In contrast, a prolonged conflict would keep markets volatile and sanctions pressure high – forcing harder policy choices about re-exports – yet it could simultaneously diminish Moscow’s capacity to exert any coercive influence, providing Central Asia more space to pursue independent alignments and expand ties with countries like China and Turkey.
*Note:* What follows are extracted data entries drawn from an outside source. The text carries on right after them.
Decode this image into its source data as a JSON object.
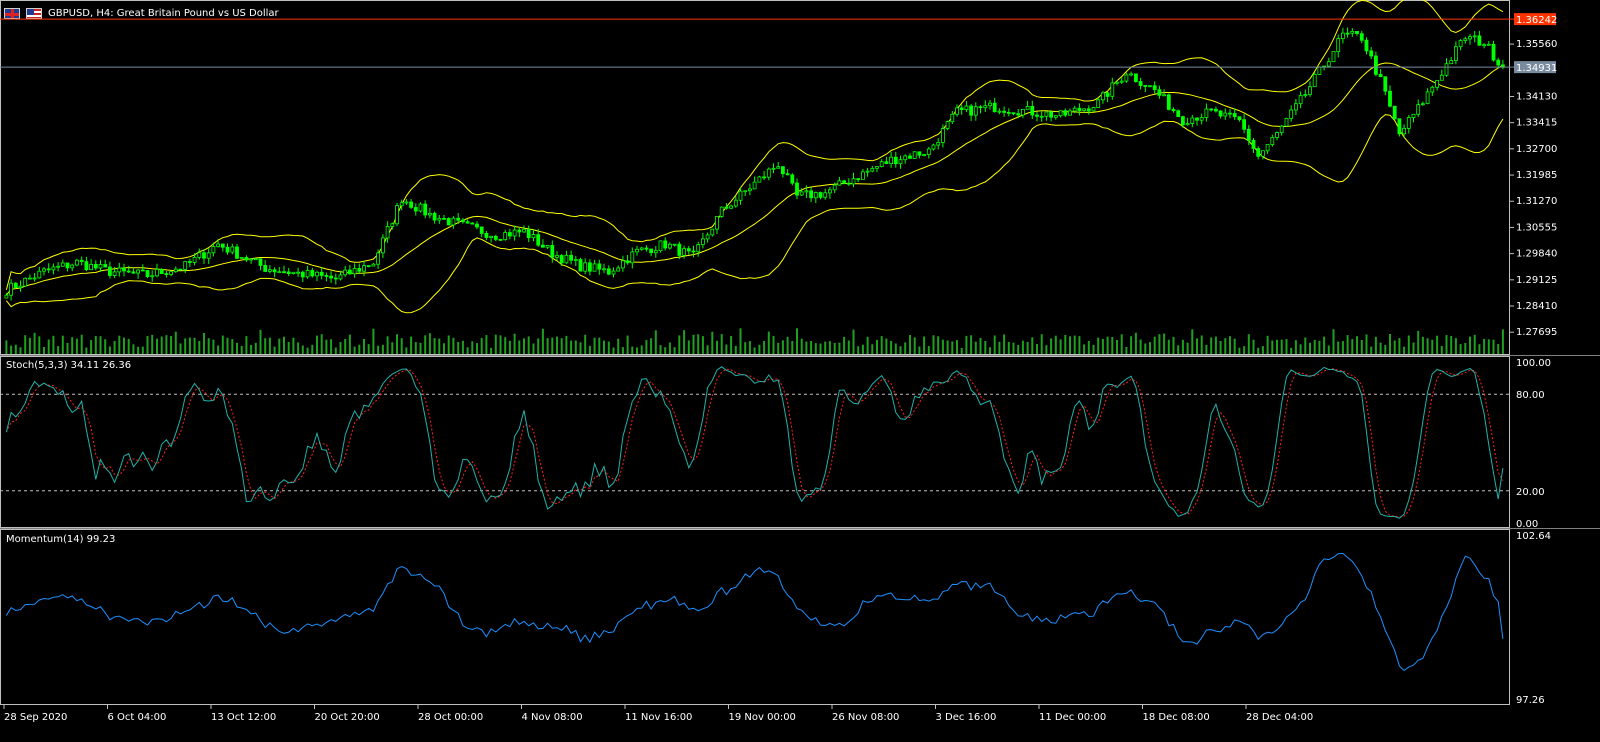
{
  "title": {
    "symbol_text": "GBPUSD, H4:  Great Britain Pound vs US Dollar",
    "flag_base": "flag-gb-icon",
    "flag_quote": "flag-us-icon"
  },
  "colors": {
    "background": "#000000",
    "candle_body": "#00ff00",
    "bollinger": "#ffff00",
    "volume": "#1fa01f",
    "stoch_main": "#20b2aa",
    "stoch_signal": "#ff2020",
    "momentum": "#1e90ff",
    "high_line": "#ff3300",
    "bid_line": "#7a8ba0",
    "axis_text": "#ffffff",
    "separator": "#c0c0c0"
  },
  "price_pane": {
    "y_ticks": [
      "1.35560",
      "1.34130",
      "1.33415",
      "1.32700",
      "1.31985",
      "1.31270",
      "1.30555",
      "1.29840",
      "1.29125",
      "1.28410",
      "1.27695"
    ],
    "high_marker_label": "1.36242",
    "bid_marker_label": "1.34931"
  },
  "stoch_pane": {
    "label": "Stoch(5,3,3) 34.11 26.36",
    "y_ticks": [
      "100.00",
      "80.00",
      "20.00",
      "0.00"
    ]
  },
  "momentum_pane": {
    "label": "Momentum(14) 99.23",
    "y_ticks": [
      "102.64",
      "97.26"
    ]
  },
  "time_axis": {
    "labels": [
      "28 Sep 2020",
      "6 Oct 04:00",
      "13 Oct 12:00",
      "20 Oct 20:00",
      "28 Oct 00:00",
      "4 Nov 08:00",
      "11 Nov 16:00",
      "19 Nov 00:00",
      "26 Nov 08:00",
      "3 Dec 16:00",
      "11 Dec 00:00",
      "18 Dec 08:00",
      "28 Dec 04:00"
    ]
  },
  "chart_data": {
    "type": "candlestick",
    "symbol": "GBPUSD",
    "timeframe": "H4",
    "price_range": [
      1.271,
      1.366
    ],
    "price_close_anchors": [
      [
        0,
        1.2885
      ],
      [
        8,
        1.2935
      ],
      [
        15,
        1.296
      ],
      [
        22,
        1.2935
      ],
      [
        30,
        1.2925
      ],
      [
        38,
        1.295
      ],
      [
        45,
        1.301
      ],
      [
        55,
        1.2945
      ],
      [
        62,
        1.293
      ],
      [
        70,
        1.2915
      ],
      [
        78,
        1.296
      ],
      [
        84,
        1.3135
      ],
      [
        90,
        1.309
      ],
      [
        97,
        1.306
      ],
      [
        104,
        1.3035
      ],
      [
        110,
        1.3045
      ],
      [
        116,
        1.2985
      ],
      [
        122,
        1.295
      ],
      [
        128,
        1.2935
      ],
      [
        134,
        1.299
      ],
      [
        140,
        1.301
      ],
      [
        146,
        1.2975
      ],
      [
        152,
        1.31
      ],
      [
        158,
        1.3165
      ],
      [
        164,
        1.323
      ],
      [
        168,
        1.314
      ],
      [
        174,
        1.315
      ],
      [
        180,
        1.319
      ],
      [
        188,
        1.324
      ],
      [
        196,
        1.3265
      ],
      [
        202,
        1.337
      ],
      [
        210,
        1.3385
      ],
      [
        216,
        1.3375
      ],
      [
        224,
        1.336
      ],
      [
        232,
        1.3395
      ],
      [
        238,
        1.348
      ],
      [
        244,
        1.343
      ],
      [
        250,
        1.335
      ],
      [
        256,
        1.337
      ],
      [
        262,
        1.3345
      ],
      [
        266,
        1.325
      ],
      [
        270,
        1.331
      ],
      [
        276,
        1.342
      ],
      [
        284,
        1.358
      ],
      [
        288,
        1.3575
      ],
      [
        292,
        1.3455
      ],
      [
        296,
        1.331
      ],
      [
        300,
        1.338
      ],
      [
        306,
        1.35
      ],
      [
        310,
        1.3575
      ],
      [
        314,
        1.356
      ],
      [
        318,
        1.3493
      ]
    ],
    "volatility": 0.0018,
    "last_close": 1.34931,
    "period_high": 1.36242,
    "stochastic": {
      "k_period": 5,
      "d_period": 3,
      "slowing": 3,
      "last_main": 34.11,
      "last_signal": 26.36,
      "levels": [
        20,
        80
      ],
      "range": [
        0,
        100
      ]
    },
    "momentum": {
      "period": 14,
      "last": 99.23,
      "range": [
        97.26,
        102.64
      ]
    }
  }
}
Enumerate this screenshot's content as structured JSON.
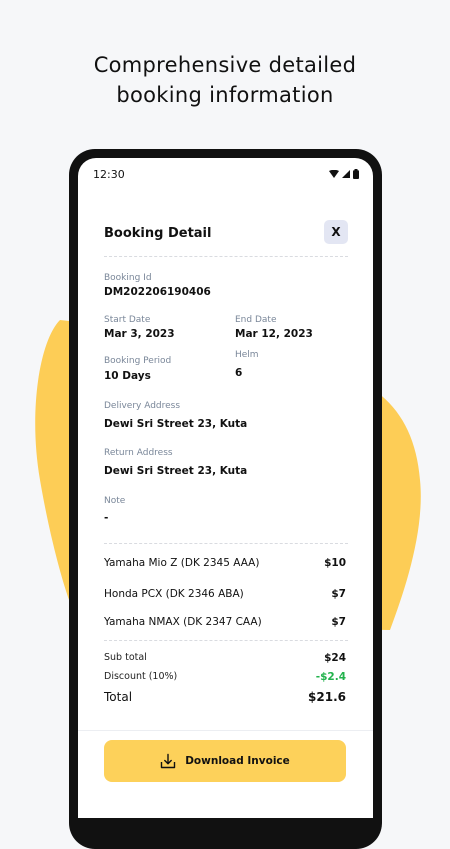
{
  "headline": {
    "line1": "Comprehensive detailed",
    "line2": "booking information"
  },
  "status_bar": {
    "time": "12:30"
  },
  "booking": {
    "title": "Booking Detail",
    "close_label": "X",
    "booking_id_label": "Booking Id",
    "booking_id": "DM202206190406",
    "start_date_label": "Start Date",
    "start_date": "Mar 3, 2023",
    "end_date_label": "End Date",
    "end_date": "Mar 12, 2023",
    "period_label": "Booking Period",
    "period": "10 Days",
    "helm_label": "Helm",
    "helm": "6",
    "delivery_label": "Delivery Address",
    "delivery_address": "Dewi Sri Street 23, Kuta",
    "return_label": "Return Address",
    "return_address": "Dewi Sri Street 23, Kuta",
    "note_label": "Note",
    "note": "-"
  },
  "items": [
    {
      "name": "Yamaha Mio Z (DK 2345 AAA)",
      "price": "$10"
    },
    {
      "name": "Honda PCX (DK 2346 ABA)",
      "price": "$7"
    },
    {
      "name": "Yamaha NMAX (DK 2347 CAA)",
      "price": "$7"
    }
  ],
  "summary": {
    "subtotal_label": "Sub total",
    "subtotal": "$24",
    "discount_label": "Discount (10%)",
    "discount": "-$2.4",
    "total_label": "Total",
    "total": "$21.6"
  },
  "download_label": "Download Invoice",
  "colors": {
    "accent": "#fdd15a",
    "blob": "#fdcd56",
    "discount": "#22b24c",
    "label": "#7a8799"
  }
}
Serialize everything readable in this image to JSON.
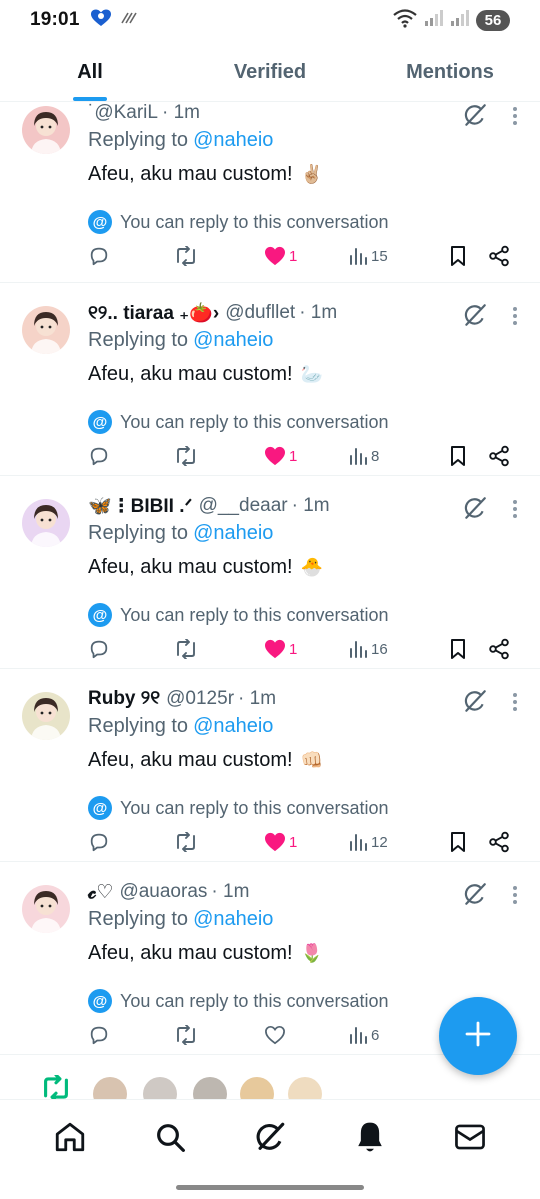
{
  "status_bar": {
    "time": "19:01",
    "battery": "56"
  },
  "tabs": [
    {
      "label": "All",
      "active": true
    },
    {
      "label": "Verified",
      "active": false
    },
    {
      "label": "Mentions",
      "active": false
    }
  ],
  "posts": [
    {
      "display_name": "",
      "handle": "˙@KariL",
      "time": "· 1m",
      "replying_prefix": "Replying to",
      "replying_to": "@naheio",
      "text": "Afeu, aku mau custom!",
      "emoji": "✌🏼",
      "conversation_note": "You can reply to this conversation",
      "liked": true,
      "likes": "1",
      "views": "15",
      "avatar_color": "#f3c6c6"
    },
    {
      "display_name": "୧୨.. tiaraa ₊🍅›",
      "handle": "@dufllet",
      "time": "· 1m",
      "replying_prefix": "Replying to",
      "replying_to": "@naheio",
      "text": "Afeu, aku mau custom!",
      "emoji": "🦢",
      "conversation_note": "You can reply to this conversation",
      "liked": true,
      "likes": "1",
      "views": "8",
      "avatar_color": "#f5d3c8"
    },
    {
      "display_name": "🦋⋮BIBII .ᐟ",
      "handle": "@__deaar",
      "time": "· 1m",
      "replying_prefix": "Replying to",
      "replying_to": "@naheio",
      "text": "Afeu, aku mau custom!",
      "emoji": "🐣",
      "conversation_note": "You can reply to this conversation",
      "liked": true,
      "likes": "1",
      "views": "16",
      "avatar_color": "#e9d6f2"
    },
    {
      "display_name": "Ruby ୨୧",
      "handle": "@0125r",
      "time": "· 1m",
      "replying_prefix": "Replying to",
      "replying_to": "@naheio",
      "text": "Afeu, aku mau custom!",
      "emoji": "👊🏻",
      "conversation_note": "You can reply to this conversation",
      "liked": true,
      "likes": "1",
      "views": "12",
      "avatar_color": "#e8e4c9"
    },
    {
      "display_name": "𝓬♡",
      "handle": "@auaoras",
      "time": "· 1m",
      "replying_prefix": "Replying to",
      "replying_to": "@naheio",
      "text": "Afeu, aku mau custom!",
      "emoji": "🌷",
      "conversation_note": "You can reply to this conversation",
      "liked": false,
      "likes": "",
      "views": "6",
      "avatar_color": "#f7d7dc"
    }
  ],
  "strip_avatar_colors": [
    "#d8c3b0",
    "#cfc9c4",
    "#bdb7b0",
    "#e7c99c",
    "#efdcc0"
  ],
  "colors": {
    "accent": "#1d9bf0",
    "like": "#f91880",
    "retweet_green": "#00ba7c",
    "muted": "#536471"
  },
  "bottom_nav": [
    {
      "icon": "home-icon"
    },
    {
      "icon": "search-icon"
    },
    {
      "icon": "grok-icon"
    },
    {
      "icon": "notifications-icon"
    },
    {
      "icon": "messages-icon"
    }
  ]
}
Finally, a major power realignment – for instance, an outcome to the summit that heavily favors Ukrainian – could accelerate the region’s movement away from Russia, enhancing cooperation with Western powers, Turkey, and China. Conversely, a perceived Russian victory might prompt renewed pressure on Central Asia, though even then, China is poised to reinforce its influence through investment and infrastructure leadership.

Looking Ahead

Whatever the Alaska summit brings, Central Asia will adapt, using its geography and multi-vector diplomacy to protect sovereignty and extract benefits. From new Silk Roads to recalibrated tariffs, the ripple effects of any Trump–Putin handshake will be felt from the Caspian to the Pamirs for years to come.